As he walked over from the tarmac, Nelson Mandela looked straight at our small family and raised his fist in the air. And then an extraordinary thing happened: I watched my father respond by raising his own fist in the air. That small act was the first time I saw my father express himself politically and in public.
Because of the violence and political strife in my home-province, my father would never live to see the dawn of our democracy, or cast his vote in a free election, that moment remains indelibly etched in my memory, and on my heart.
Eusebius McKaiser is a talk show host on Talk Radio 702, anchor of the daily evening slot, Talk At Nine. (Talk Radio 702, originally Channel 702, was an independent radio station founded in 1980 and broadcasting from the “homeland” of Bophuthatswana, which gave it a certain independence from apartheid government controls.) McKaiser has been in broadcast journalism since 2009. He is the author of A Bantu In My Bathroom, and he’s on Twitter: @Eusebius.
Peter Hain, 63, was born in Kenya, but his family moved to South Africa when he was a year old.
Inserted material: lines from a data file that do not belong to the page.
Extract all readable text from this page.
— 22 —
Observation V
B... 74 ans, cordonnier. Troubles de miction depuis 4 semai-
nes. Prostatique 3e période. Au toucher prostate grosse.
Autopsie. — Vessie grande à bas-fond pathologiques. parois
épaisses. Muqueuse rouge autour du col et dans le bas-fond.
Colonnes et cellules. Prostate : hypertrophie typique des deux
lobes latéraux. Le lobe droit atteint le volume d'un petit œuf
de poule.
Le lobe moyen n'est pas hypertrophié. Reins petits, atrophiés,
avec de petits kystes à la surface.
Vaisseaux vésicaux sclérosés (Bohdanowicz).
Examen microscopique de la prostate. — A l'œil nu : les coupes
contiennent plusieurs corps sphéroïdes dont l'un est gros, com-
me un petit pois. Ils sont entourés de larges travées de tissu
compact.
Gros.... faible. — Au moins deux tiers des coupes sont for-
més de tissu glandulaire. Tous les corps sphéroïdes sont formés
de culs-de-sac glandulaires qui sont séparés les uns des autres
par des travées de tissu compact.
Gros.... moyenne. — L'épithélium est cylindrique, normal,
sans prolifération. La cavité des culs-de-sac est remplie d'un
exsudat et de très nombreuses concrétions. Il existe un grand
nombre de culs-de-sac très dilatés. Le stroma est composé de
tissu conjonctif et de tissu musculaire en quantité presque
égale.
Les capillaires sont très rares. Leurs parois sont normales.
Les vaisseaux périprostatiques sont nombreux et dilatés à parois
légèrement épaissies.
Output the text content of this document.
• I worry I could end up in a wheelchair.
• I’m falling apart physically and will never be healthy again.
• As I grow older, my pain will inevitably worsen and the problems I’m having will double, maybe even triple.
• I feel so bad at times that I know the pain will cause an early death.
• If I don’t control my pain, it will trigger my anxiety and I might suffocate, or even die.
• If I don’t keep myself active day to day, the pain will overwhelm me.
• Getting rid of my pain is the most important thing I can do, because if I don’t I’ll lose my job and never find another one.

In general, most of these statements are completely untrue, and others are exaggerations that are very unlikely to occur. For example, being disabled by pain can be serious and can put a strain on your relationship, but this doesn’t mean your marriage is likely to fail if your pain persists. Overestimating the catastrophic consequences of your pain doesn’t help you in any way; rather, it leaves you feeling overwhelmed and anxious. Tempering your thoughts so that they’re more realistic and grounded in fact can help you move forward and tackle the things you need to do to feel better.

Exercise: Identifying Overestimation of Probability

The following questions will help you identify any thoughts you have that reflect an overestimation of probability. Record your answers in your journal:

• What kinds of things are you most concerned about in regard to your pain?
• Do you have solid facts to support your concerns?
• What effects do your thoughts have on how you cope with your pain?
His parents, Walter and Adelaine Hain, were “banned persons” because of their anti-apartheid activism with the Liberal Party: in 1966 the family moved to the UK to escape security police harassment. Peter Hain has been the Labour MP for Neath since 1991, and is now Shadow Secretary for Wales. He and David Dimbleby will be the only two white men on the panel. (This will doubtless further annoy British racists.) (Twitter: @PeterHain.) This will be Peter Hain’s 10th Question Time appearance: the last was on 17th May 2012 in Cardiff.
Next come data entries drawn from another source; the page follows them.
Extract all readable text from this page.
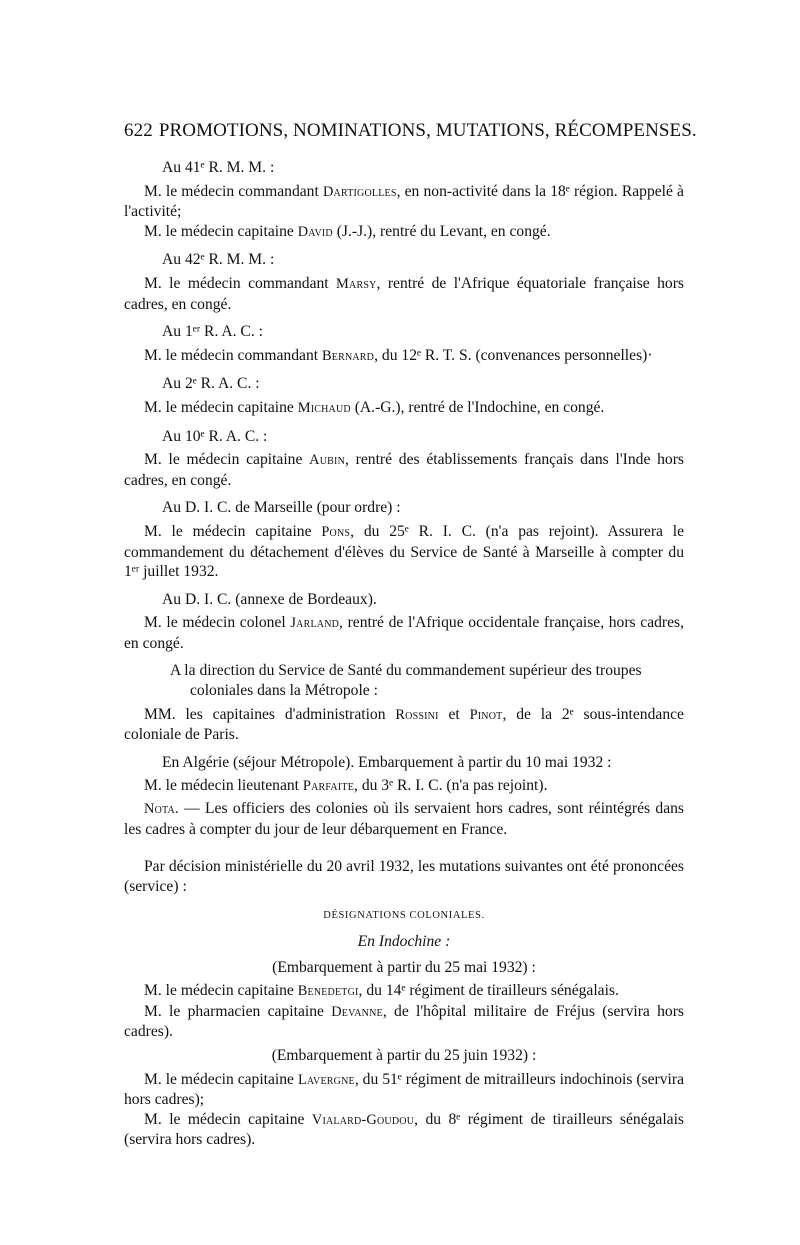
622 PROMOTIONS, NOMINATIONS, MUTATIONS, RÉCOMPENSES.

Au 41ᵉ R. M. M. :

M. le médecin commandant Dartigolles, en non-activité dans la 18ᵉ région. Rappelé à l'activité;

M. le médecin capitaine David (J.-J.), rentré du Levant, en congé.

Au 42ᵉ R. M. M. :

M. le médecin commandant Marsy, rentré de l'Afrique équatoriale française hors cadres, en congé.

Au 1ᵉʳ R. A. C. :

M. le médecin commandant Bernard, du 12ᵉ R. T. S. (convenances personnelles)·

Au 2ᵉ R. A. C. :

M. le médecin capitaine Michaud (A.-G.), rentré de l'Indochine, en congé.

Au 10ᵉ R. A. C. :

M. le médecin capitaine Aubin, rentré des établissements français dans l'Inde hors cadres, en congé.

Au D. I. C. de Marseille (pour ordre) :

M. le médecin capitaine Pons, du 25ᵉ R. I. C. (n'a pas rejoint). Assurera le commandement du détachement d'élèves du Service de Santé à Marseille à compter du 1ᵉʳ juillet 1932.

Au D. I. C. (annexe de Bordeaux).

M. le médecin colonel Jarland, rentré de l'Afrique occidentale française, hors cadres, en congé.

A la direction du Service de Santé du commandement supérieur des troupes coloniales dans la Métropole :

MM. les capitaines d'administration Rossini et Pinot, de la 2ᵉ sous-intendance coloniale de Paris.

En Algérie (séjour Métropole). Embarquement à partir du 10 mai 1932 :

M. le médecin lieutenant Parfaite, du 3ᵉ R. I. C. (n'a pas rejoint).

Nota. — Les officiers des colonies où ils servaient hors cadres, sont réintégrés dans les cadres à compter du jour de leur débarquement en France.

Par décision ministérielle du 20 avril 1932, les mutations suivantes ont été prononcées (service) :

DÉSIGNATIONS COLONIALES.

En Indochine :

(Embarquement à partir du 25 mai 1932) :

M. le médecin capitaine Benedetgi, du 14ᵉ régiment de tirailleurs sénégalais.

M. le pharmacien capitaine Devanne, de l'hôpital militaire de Fréjus (servira hors cadres).

(Embarquement à partir du 25 juin 1932) :

M. le médecin capitaine Lavergne, du 51ᵉ régiment de mitrailleurs indochinois (servira hors cadres);

M. le médecin capitaine Vialard-Goudou, du 8ᵉ régiment de tirailleurs sénégalais (servira hors cadres).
And then there’s David Dimbleby, 75, born in England, the great-grandson of Victorian press baron Frederick William Dimbleby, the son of the broadcaster who covered Churchill’s funeral, the graduate of a world of white male privilege: Glengorse School in Sussex, Charterhouse School in Surrey, Christ Church, Oxford: President of the Christ Church JCR, editor of the student magazine, Isis, and a member of the Bullingdon Club, the Oxford society for very rich sons of very rich men who like getting drunk and vandalism.
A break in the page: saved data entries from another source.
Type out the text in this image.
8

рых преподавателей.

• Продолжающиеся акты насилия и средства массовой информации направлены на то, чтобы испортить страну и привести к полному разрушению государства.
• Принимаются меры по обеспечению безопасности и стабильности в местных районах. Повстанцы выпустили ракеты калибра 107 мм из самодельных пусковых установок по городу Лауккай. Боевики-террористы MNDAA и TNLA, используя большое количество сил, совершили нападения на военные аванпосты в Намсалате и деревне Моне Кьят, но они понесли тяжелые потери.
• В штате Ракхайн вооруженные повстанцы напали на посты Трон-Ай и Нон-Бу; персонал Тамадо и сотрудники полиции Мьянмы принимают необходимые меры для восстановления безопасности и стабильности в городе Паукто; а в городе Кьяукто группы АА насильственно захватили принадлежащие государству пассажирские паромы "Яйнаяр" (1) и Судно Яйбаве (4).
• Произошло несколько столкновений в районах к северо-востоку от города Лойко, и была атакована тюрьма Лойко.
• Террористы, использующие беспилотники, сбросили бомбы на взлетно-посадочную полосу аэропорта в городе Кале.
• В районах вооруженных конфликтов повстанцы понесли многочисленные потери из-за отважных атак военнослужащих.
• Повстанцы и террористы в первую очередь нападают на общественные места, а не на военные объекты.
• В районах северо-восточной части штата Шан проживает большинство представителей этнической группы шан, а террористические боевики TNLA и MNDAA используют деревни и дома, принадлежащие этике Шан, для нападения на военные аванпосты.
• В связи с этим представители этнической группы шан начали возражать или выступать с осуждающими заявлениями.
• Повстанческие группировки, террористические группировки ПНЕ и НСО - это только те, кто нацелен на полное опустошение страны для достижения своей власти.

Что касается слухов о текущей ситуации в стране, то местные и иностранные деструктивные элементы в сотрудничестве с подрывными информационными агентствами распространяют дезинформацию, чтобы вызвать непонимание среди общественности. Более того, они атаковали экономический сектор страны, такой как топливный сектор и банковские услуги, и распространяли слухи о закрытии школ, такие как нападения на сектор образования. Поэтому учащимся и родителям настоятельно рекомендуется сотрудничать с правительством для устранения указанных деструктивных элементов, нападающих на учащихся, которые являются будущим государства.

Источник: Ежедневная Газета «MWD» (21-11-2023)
When Nelson Mandela’s death was announced, just after 9:30pm on Thursday night, BBC Question Time had been recorded, but not broadcast: it would have been broadcast ordinarily at 10:35, but eventually was put on at 11:30pm. #BBCqt is one of the BBC’s most successful hashtags: but not that night. Mandela – one of the most significant politicians of the 20th century, and a man who was a hero all over the world and in his own country – was being remembered, and mourned.
I think the motivation for moving BBC Question Time to South Africa this week is showbiz egotism: the BBC can’t bear to think their flagship programme was being ignored. I think this is poorly motivated and David Dimbleby is hopelessly the wrong presenter for the job: Dimbleby can’t even bear to let Scottish or Welsh politicians talk about what’s going on in their countries when the programme is being broadcast from Scotland or Wales. How is he going to cope with this panel, with a Johannesburg audience?
But. But, damn, that looks like a really interesting panel, an exciting lack of the usual faces, and hopefully, an interesting audience, too. (And at least, there was no excuse for Dimbleby to invite Nigel Farage: count your blessings.)